6. Если свойство CertificateValidationMode имеет значение ChainTrust или PeerOrChainTrust, присвойте свойству RevocationMode соответствующее значение из перечисления X509RevocationMode. Обратите внимание, что в режимах проверки PeerTrust и Custom, режим отзыва не используется.

7. Если необходимо, присвойте экземпляр пользовательского класса SamlSerializer свойству SamlSerializer. Пользовательский сериализатор языка Security Assertions Markup Language (SAML) требуется, например, для анализа пользовательских утверждений SAML.

Для задания свойств IssuedTokenServiceCredential в конфигурации

1. <issuedTokenAuthentication> Создайте элемент в качестве дочернего <serviceCredentials> элемента.

2. Установите атрибут allowUntrustedRsaIssuers элемента <issuedTokenAuthentication> в true, если проверяется подлинность самовыданного токена, например, карточки CardSpace.

3. Создайте элемент <knownCertificates>, являющийся дочерним для элемента <issuedTokenAuthentication>.

4. Создайте ноль или более элементов <add>, которые являются дочерними элементами элемента <knownCertificates>, и с помощью атрибутов storeLocation, storeName, x509FindType и findValue укажите, как обнаружить сертификат.

5. При необходимости задайте атрибут samlSerializer элемента <issuedTokenAuthentication> на имя типа настраиваемого класса SamlSerializer.

Пример

В следующем примере свойства объекта IssuedTokenServiceCredential задаются в коде.

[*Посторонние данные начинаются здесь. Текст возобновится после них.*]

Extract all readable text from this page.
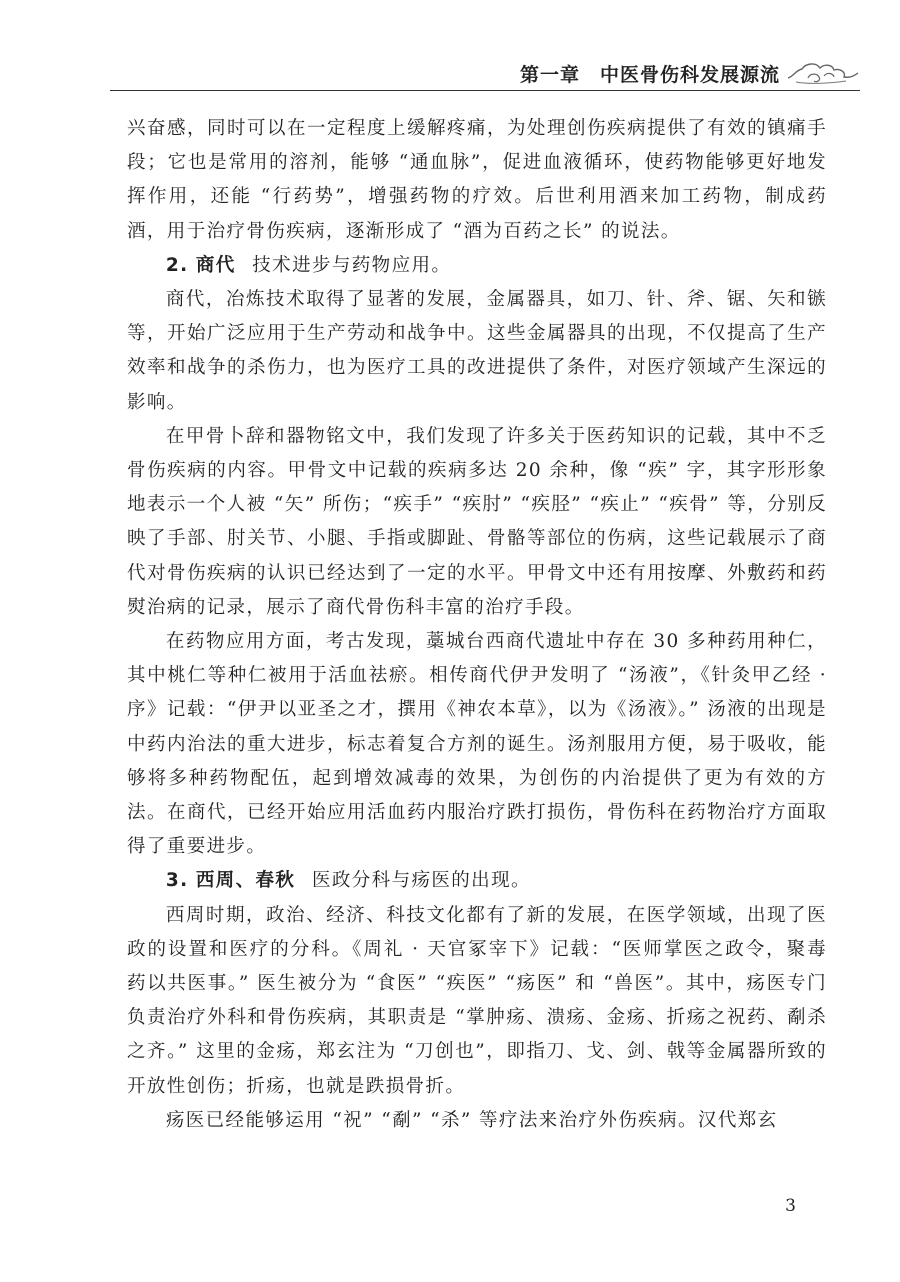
第一章　中医骨伤科发展源流

兴奋感，同时可以在一定程度上缓解疼痛，为处理创伤疾病提供了有效的镇痛手段；它也是常用的溶剂，能够 “通血脉”，促进血液循环，使药物能够更好地发挥作用，还能 “行药势”，增强药物的疗效。后世利用酒来加工药物，制成药酒，用于治疗骨伤疾病，逐渐形成了 “酒为百药之长” 的说法。

2. 商代 技术进步与药物应用。

商代，冶炼技术取得了显著的发展，金属器具，如刀、针、斧、锯、矢和镞等，开始广泛应用于生产劳动和战争中。这些金属器具的出现，不仅提高了生产效率和战争的杀伤力，也为医疗工具的改进提供了条件，对医疗领域产生深远的影响。

在甲骨卜辞和器物铭文中，我们发现了许多关于医药知识的记载，其中不乏骨伤疾病的内容。甲骨文中记载的疾病多达 20 余种，像 “疾” 字，其字形形象地表示一个人被 “矢” 所伤；“疾手” “疾肘” “疾胫” “疾止” “疾骨” 等，分别反映了手部、肘关节、小腿、手指或脚趾、骨骼等部位的伤病，这些记载展示了商代对骨伤疾病的认识已经达到了一定的水平。甲骨文中还有用按摩、外敷药和药熨治病的记录，展示了商代骨伤科丰富的治疗手段。

在药物应用方面，考古发现，藁城台西商代遗址中存在 30 多种药用种仁，其中桃仁等种仁被用于活血祛瘀。相传商代伊尹发明了 “汤液”，《针灸甲乙经 · 序》记载：“伊尹以亚圣之才，撰用《神农本草》，以为《汤液》。” 汤液的出现是中药内治法的重大进步，标志着复合方剂的诞生。汤剂服用方便，易于吸收，能够将多种药物配伍，起到增效减毒的效果，为创伤的内治提供了更为有效的方法。在商代，已经开始应用活血药内服治疗跌打损伤，骨伤科在药物治疗方面取得了重要进步。

3. 西周、春秋 医政分科与疡医的出现。

西周时期，政治、经济、科技文化都有了新的发展，在医学领域，出现了医政的设置和医疗的分科。《周礼 · 天官冢宰下》记载：“医师掌医之政令，聚毒药以共医事。” 医生被分为 “食医” “疾医” “疡医” 和 “兽医”。其中，疡医专门负责治疗外科和骨伤疾病，其职责是 “掌肿疡、溃疡、金疡、折疡之祝药、劀杀之齐。” 这里的金疡，郑玄注为 “刀创也”，即指刀、戈、剑、戟等金属器所致的开放性创伤；折疡，也就是跌损骨折。

疡医已经能够运用 “祝” “劀” “杀” 等疗法来治疗外伤疾病。汉代郑玄

3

// This method configures the IssuedTokenAuthentication property of a ServiceHost.
public static void ConfigureIssuedTokenServiceCredentials(
    ServiceHost sh, bool allowCardspaceTokens, IList<X509Certificate2> knownissuers,
    X509CertificateValidationMode certMode, X509RevocationMode revocationMode, SamlSerializer ser )
{
  // Allow CardSpace tokens.
  sh.Credentials.IssuedTokenAuthentication.AllowUntrustedRsaIssuers = allowCardspaceTokens;

  // Set up known issuer certificates.
  foreach(X509Certificate2 cert in knownissuers)
    sh.Credentials.IssuedTokenAuthentication.KnownCertificates.Add ( cert );

  // Set issuer certificate validation and revocation checking modes.
  sh.Credentials.IssuedTokenAuthentication.CertificateValidationMode =
      X509CertificateValidationMode.PeerOrChainTrust;
  sh.Credentials.IssuedTokenAuthentication.RevocationMode = X509RevocationMode.Online;
  sh.Credentials.IssuedTokenAuthentication.TrustedStoreLocation = StoreLocation.LocalMachine;

  // Set the SamlSerializer, if one is specified.
  if ( ser != null )
    sh.Credentials.IssuedTokenAuthentication.SamlSerializer = ser;
}

' This method configures the IssuedTokenAuthentication property of a ServiceHost.
Public Shared Sub ConfigureIssuedTokenServiceCredentials( _
    ByVal sh As ServiceHost, _
    ByVal allowCardspaceTokens As Boolean, _
    ByVal knownissuers As IList(Of X509Certificate2), _
    ByVal certMode As X509CertificateValidationMode, _
    ByVal revocationMode As X509RevocationMode, _
    ByVal ser As SamlSerializer _
    )
    ' Allow CardSpace tokens.
    sh.Credentials.IssuedTokenAuthentication.AllowUntrustedRsaIssuers = _
    allowCardspaceTokens

    ' Set up known issuer certificates.
    Dim cert As X509Certificate2
    For Each cert In knownissuers
        sh.Credentials.IssuedTokenAuthentication.KnownCertificates.Add(cert)
    Next cert
    ' Set issuer certificate validation and revocation checking modes.
    sh.Credentials.IssuedTokenAuthentication.CertificateValidationMode = _
        X509CertificateValidationMode.PeerOrChainTrust
    sh.Credentials.IssuedTokenAuthentication.RevocationMode = _
    X509RevocationMode.Online

    ' Set the SamlSerializer, if one is specified.
    If Not (ser Is Nothing) Then
        sh.Credentials.IssuedTokenAuthentication.SamlSerializer = ser
    End If
End Sub

Чтобы федеративная служба проверяла подлинность клиента, для выданного маркера должны выполняться следующие условия:

• Если в цифровой подписи выданного маркера используется идентификатор ключа безопасности RSA, свойство AllowUntrustedRsaIssuers должно иметь значение true.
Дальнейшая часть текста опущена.